New low’ in Vincentian politics

Written from source news

Original Author Nelson King

President of the Brooklyn-based St. Vincent and the Grenadines Ex-Teachers Association of New York, Jackson Farrell, says he’s deeply troubled by what he characterizes as a “new low” in electioneering in his native land.

“We have taken the elections to a new low,” added Farrell in his prepared statement, taking the unusual step in commenting on the political status quo at home in his association’s official ceremony. “Tensions, divisions, character assassinations and destruction of property seem to be the hallmark of that event.

“What is even more troubling is the fact that the elections are over, but the saga continues.

“What happens to the least among us?” queried Farrell rhetorically. “What happens to nation-building? These seem to be foreign concepts at this time.”

In diverting from his script, Farrell said: “St. Vincent and the Grenadines is bigger than Ralph (Gonsalves, the prime minister), Eustace (Opposition Leader Arnhim Eustace), the Red Party (Unity Labor Party), the Green Party, or any other party.”

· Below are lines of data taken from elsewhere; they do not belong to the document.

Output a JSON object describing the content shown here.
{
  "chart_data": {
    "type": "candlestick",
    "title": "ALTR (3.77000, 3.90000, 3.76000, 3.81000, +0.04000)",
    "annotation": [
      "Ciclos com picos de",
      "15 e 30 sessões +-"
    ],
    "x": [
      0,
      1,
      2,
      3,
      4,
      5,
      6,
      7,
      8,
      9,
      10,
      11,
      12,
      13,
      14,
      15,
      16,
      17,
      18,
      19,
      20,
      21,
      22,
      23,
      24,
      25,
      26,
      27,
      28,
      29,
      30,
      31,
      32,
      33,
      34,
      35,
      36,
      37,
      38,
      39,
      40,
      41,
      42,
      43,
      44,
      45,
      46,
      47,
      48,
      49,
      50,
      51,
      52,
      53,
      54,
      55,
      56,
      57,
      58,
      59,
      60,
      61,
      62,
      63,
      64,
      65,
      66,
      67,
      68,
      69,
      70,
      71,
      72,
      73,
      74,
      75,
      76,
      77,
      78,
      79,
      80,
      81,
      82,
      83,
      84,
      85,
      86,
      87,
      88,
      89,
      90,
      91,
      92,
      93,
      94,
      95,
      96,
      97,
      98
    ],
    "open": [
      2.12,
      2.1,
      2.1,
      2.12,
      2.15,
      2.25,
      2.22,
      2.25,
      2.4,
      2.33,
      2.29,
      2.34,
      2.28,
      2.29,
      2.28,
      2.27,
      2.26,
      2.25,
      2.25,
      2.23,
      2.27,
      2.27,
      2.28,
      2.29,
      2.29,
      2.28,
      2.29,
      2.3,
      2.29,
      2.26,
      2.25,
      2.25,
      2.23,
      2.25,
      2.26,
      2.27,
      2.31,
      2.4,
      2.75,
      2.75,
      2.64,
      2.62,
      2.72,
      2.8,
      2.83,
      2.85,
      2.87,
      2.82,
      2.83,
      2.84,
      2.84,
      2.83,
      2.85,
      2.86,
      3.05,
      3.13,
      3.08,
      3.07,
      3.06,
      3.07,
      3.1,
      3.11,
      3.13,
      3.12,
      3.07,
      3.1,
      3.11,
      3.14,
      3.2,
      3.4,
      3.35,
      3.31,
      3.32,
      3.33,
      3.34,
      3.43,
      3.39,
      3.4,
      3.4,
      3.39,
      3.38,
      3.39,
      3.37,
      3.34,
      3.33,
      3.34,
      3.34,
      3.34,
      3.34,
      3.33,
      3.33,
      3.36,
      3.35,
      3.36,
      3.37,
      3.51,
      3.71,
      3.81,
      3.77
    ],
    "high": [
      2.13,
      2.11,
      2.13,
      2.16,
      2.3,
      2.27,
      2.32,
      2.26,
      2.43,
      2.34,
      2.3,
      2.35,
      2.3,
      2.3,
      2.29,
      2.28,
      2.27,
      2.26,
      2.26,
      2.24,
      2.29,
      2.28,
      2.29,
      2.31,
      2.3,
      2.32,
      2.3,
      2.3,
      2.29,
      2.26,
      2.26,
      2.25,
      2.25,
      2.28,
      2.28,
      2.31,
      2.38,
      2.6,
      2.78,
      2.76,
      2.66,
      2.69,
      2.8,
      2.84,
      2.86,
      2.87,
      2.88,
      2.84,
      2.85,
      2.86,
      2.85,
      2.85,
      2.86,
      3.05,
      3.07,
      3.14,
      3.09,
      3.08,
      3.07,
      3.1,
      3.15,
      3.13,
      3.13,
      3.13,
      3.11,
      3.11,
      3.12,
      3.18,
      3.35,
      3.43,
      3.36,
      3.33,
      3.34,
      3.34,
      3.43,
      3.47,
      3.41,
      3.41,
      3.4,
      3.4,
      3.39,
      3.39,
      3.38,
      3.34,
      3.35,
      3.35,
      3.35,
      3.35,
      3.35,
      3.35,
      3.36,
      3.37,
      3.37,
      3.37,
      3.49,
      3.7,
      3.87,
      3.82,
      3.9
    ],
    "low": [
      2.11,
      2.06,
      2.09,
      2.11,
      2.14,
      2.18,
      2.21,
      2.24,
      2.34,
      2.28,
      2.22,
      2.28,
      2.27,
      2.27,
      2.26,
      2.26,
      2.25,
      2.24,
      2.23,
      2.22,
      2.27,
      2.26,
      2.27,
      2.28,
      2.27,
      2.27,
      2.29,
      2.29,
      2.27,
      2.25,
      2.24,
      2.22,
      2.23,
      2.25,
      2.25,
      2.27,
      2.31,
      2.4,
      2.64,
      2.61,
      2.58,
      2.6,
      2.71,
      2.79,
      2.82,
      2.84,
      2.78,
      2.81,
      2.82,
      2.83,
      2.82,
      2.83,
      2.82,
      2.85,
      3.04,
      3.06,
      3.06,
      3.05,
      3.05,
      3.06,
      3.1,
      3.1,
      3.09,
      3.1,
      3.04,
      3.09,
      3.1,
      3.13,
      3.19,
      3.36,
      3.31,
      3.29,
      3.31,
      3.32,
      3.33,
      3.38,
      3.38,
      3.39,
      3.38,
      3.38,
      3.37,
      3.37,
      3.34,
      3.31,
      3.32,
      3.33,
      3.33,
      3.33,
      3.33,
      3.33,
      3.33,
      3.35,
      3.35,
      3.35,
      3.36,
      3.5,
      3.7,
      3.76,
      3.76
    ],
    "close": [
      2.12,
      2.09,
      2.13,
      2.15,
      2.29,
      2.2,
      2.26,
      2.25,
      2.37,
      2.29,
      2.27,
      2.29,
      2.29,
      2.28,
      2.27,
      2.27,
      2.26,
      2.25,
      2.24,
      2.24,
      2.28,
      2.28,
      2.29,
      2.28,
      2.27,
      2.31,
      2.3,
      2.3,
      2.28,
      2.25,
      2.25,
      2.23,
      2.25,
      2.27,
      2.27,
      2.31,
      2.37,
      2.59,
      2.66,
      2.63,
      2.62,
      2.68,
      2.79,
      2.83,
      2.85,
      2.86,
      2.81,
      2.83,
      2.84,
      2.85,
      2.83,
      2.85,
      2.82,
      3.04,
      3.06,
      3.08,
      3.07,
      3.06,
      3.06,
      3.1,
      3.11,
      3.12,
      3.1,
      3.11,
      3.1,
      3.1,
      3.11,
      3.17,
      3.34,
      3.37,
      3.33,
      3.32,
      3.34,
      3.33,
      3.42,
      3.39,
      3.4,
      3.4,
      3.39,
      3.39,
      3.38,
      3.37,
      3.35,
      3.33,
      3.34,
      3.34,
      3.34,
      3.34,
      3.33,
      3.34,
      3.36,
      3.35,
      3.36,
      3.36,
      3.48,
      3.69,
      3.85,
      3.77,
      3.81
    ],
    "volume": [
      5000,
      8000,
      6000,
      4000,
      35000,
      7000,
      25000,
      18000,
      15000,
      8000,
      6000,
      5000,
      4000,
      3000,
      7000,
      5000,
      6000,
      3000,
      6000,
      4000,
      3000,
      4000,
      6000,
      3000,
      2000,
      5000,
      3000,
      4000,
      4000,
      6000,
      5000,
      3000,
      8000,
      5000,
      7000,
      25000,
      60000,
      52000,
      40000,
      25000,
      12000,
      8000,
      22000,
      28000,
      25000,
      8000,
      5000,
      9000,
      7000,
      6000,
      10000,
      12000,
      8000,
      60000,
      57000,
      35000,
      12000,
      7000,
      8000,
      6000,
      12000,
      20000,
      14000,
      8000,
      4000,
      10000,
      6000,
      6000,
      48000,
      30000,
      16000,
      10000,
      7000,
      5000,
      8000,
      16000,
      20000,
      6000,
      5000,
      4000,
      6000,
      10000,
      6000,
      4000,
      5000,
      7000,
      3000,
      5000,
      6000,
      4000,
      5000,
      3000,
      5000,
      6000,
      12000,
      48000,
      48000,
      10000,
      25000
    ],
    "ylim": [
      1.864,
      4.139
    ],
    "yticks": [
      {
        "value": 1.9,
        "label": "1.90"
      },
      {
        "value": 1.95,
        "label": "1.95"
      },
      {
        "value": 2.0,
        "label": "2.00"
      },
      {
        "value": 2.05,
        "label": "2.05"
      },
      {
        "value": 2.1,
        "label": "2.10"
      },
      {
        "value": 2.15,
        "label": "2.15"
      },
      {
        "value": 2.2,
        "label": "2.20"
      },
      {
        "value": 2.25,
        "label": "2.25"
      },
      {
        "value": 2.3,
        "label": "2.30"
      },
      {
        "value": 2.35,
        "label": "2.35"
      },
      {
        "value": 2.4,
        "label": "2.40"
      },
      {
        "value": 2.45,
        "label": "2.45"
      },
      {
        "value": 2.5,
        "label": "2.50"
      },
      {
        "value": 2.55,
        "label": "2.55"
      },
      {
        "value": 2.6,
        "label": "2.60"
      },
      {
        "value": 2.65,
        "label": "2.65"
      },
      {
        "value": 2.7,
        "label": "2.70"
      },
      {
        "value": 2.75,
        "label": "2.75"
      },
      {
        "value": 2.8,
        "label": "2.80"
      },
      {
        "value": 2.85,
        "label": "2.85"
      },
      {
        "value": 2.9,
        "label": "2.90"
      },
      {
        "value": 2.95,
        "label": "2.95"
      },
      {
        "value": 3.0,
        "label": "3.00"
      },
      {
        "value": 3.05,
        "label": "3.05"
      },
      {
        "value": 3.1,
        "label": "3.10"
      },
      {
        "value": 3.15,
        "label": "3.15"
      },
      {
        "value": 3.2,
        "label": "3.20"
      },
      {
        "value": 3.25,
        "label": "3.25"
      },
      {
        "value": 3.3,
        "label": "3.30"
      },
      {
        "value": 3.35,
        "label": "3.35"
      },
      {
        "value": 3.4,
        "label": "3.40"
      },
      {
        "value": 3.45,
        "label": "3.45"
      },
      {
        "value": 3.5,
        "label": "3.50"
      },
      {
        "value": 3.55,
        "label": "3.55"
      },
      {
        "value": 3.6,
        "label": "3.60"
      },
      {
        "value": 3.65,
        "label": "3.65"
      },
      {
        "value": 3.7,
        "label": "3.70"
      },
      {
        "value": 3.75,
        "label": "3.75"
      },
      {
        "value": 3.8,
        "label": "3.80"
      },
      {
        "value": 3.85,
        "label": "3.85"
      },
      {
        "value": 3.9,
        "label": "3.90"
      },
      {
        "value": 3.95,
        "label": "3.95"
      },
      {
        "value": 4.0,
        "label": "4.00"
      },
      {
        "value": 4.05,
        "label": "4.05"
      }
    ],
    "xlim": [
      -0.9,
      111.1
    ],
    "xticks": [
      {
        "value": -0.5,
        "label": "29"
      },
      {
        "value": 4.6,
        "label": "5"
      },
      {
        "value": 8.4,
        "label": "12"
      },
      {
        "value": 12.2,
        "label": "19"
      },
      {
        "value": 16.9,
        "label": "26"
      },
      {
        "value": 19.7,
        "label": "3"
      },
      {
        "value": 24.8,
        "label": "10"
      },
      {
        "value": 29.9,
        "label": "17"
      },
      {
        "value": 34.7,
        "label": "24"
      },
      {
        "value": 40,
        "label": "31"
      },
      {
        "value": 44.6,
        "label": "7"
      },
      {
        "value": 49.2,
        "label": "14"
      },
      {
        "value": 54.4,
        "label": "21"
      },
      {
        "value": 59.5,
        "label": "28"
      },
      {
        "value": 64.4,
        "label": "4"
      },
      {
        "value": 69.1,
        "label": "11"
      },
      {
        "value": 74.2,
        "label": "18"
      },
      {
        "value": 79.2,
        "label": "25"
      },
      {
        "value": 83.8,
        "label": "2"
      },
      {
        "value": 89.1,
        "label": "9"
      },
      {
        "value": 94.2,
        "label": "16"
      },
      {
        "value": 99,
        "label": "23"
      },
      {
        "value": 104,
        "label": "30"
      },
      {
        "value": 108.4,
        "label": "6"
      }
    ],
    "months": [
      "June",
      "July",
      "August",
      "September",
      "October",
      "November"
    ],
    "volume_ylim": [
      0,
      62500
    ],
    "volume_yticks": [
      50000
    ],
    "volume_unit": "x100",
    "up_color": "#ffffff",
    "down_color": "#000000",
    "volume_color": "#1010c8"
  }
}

“Those of us out here (in the Diaspora) really should be setting an example for folks back in St. Vincent and the Grenadines,” but it seems to me that, in some ways, we’re worst, because of comments posted on Face Book and whatever. It’s ridiculous.”

In a recent press conference in Kingstown, the Vincentian capital, Gonsalves accused some United States-based nationals of directing terroristic activities against St. Vincent and Grenadines via the social media, primarily Facebook.

In this nexus, he said that he had informed the Barbados-based U.S. Ambassador to the sub-regional Organization of Eastern Caribbean States (OECS), which includes St. Vincent and the Grenadines.

Jackson also described as “ridiculous” statements made on Face Book by some Vincentian nationals in the US, urging their compatriots to boycott Vincentian-owned businesses that are seemingly or perceptibly not supportive of their political views or stance.

“The message we should be sending is that St. Vincent and the Grenadines is bigger than any political party,” said Farrell, who was considered a militant in the teachers movement before migrating to the U.S.

“The [international] airport project is very important,” he added. “If we believe that will be the alpha and omega (the beginning and the end) of the country, that will not happen.

“If we don’t have the people of St. Vincent and the Grenadines working together, we will not have development, because our greatest resources are the people,” Farrell warned.